Guerinault Louis : un photojournaliste haïtien au service de la mémoire visuelle d’Haïti
Le photojournaliste haïtien Guerinault Louis s’impose comme l’une des figures montantes de l’image documentaire en Haïti. À travers son travail, il construit une mémoire visuelle du pays, centrée sur les réalités sociales et les contrastes du quotidien.

Port-au-Prince, le 26 mai 2026.- Originaire de Delmas et fils d’un photographe, Guerinault Louis découvre très tôt la photographie. Il commence par capturer des scènes de rue et des instants de vie quotidienne.

Au fil des années, il s’oriente vers le photojournalisme. Il se forme au CEPEC et développe une approche documentaire basée sur l’observation du réel.
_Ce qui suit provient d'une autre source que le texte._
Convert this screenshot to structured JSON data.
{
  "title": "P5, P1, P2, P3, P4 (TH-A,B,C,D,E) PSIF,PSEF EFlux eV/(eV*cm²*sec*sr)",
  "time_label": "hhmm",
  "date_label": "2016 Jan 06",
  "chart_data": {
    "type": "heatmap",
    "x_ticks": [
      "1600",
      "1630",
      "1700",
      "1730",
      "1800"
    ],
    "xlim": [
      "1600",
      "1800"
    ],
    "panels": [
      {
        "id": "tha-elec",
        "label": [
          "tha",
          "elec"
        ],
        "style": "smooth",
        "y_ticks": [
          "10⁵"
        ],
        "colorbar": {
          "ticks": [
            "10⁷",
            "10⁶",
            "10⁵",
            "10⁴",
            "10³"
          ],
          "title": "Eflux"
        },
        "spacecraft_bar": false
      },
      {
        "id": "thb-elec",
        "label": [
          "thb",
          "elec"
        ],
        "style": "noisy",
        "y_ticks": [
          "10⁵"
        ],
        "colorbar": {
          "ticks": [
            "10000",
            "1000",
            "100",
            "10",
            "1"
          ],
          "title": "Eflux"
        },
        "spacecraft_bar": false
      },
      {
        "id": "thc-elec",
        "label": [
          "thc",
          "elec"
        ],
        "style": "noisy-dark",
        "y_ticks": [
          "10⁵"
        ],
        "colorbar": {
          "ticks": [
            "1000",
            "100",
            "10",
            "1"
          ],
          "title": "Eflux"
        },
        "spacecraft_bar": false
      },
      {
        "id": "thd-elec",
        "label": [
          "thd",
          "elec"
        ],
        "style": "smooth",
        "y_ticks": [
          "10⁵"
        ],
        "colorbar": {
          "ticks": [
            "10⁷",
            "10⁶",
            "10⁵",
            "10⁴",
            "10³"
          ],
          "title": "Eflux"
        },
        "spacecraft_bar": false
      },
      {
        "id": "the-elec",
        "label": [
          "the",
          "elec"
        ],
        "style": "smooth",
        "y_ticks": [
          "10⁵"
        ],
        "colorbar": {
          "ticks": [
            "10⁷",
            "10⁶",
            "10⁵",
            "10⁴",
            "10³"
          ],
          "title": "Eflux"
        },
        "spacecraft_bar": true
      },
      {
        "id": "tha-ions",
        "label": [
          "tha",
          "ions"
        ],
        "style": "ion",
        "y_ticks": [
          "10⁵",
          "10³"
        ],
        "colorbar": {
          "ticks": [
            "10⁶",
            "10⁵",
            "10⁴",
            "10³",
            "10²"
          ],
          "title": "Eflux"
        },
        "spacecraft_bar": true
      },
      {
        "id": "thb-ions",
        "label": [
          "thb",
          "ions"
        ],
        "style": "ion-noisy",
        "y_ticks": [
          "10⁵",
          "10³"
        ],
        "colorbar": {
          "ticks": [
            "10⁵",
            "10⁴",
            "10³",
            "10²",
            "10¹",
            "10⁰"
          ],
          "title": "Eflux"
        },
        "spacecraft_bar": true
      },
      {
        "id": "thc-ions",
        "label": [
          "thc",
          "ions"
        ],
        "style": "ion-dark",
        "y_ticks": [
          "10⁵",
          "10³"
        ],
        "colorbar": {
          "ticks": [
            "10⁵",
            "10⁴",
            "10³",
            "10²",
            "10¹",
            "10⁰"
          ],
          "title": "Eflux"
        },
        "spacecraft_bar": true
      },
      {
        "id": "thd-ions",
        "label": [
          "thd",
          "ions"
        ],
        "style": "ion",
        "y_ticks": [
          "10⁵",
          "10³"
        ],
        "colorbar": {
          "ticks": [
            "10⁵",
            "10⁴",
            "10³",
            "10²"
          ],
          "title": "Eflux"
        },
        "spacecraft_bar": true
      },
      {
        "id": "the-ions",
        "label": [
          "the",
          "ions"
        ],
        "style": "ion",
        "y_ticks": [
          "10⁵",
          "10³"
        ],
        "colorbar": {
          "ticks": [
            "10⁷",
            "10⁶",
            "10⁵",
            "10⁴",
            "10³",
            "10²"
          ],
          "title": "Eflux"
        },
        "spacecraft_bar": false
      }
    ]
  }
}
Ses images sont publiées dans plusieurs médias internationaux, dont CNN, The Guardian, Al Jazeera, Libération et The Haitian Times. Une reconnaissance qui confirme la portée de son travail sur la société haïtienne.

« Quand je déclenche, je pense toujours à la mémoire que je laisse », explique Guerinault Louis. Il insiste sur l’importance du détail et de la responsabilité dans la production d’images.

Son parcours prend un tournant lors de la couverture des funérailles de trois policiers pour une agence internationale. Cette expérience renforce son engagement dans le reportage de terrain.

Depuis, il travaille principalement dans des contextes sensibles, marqués par des crises sociales et politiques. Il cherche à documenter des scènes authentiques sans mise en scène.

Son style repose sur une approche simple et directe. Il privilégie des images brutes qui transmettent des émotions réelles et respectent la dignité des personnes photographiées.

Parmi les scènes marquantes de sa carrière, il évoque l’image d’un enfant traversant une rue marquée par des violences urbaines. Une photographie qui, selon lui, résume les contradictions du quotidien en Haïti.

« Tant qu’il y aura des histoires à raconter, je continuerai à photographier Haïti », affirme Guerinault Louis.
Photojournalisme en Haïti : entre risques et engagement
Le photojournalisme en Haïti reste un métier à risque. Les conditions de travail sont souvent difficiles et l’insécurité très présente.

Malgré cela, Guerinault Louis poursuit son travail de terrain. Pour lui, chaque image constitue un témoignage et un outil de mémoire collective.
Au-delà des crises, il met aussi en valeur une autre image du pays. Ses photographies montrent des paysages, la mer et le patrimoine culturel haïtien.
« Je cherche à capter ce que les mots ne disent pas toujours », explique-t-il. Il évoque la douleur, la dignité et la force des Haïtiens à travers ses clichés.
Une mission de mémoire et de transmission
Guerinault Louis prépare plusieurs projets, dont un livre photographique et des expositions. Il souhaite également collaborer avec d’autres professionnels de l’image.
Il estime que la représentation d’Haïti à l’international reste souvent incomplète. Le pays est fréquemment réduit à ses difficultés.
À travers son travail, il cherche à rétablir un équilibre. Il documente à la fois les crises et les moments de dignité et de vie quotidienne.
Dans un contexte où l’image influence fortement la perception du pays, Guerinault Louis s’impose comme un témoin visuel de son époque.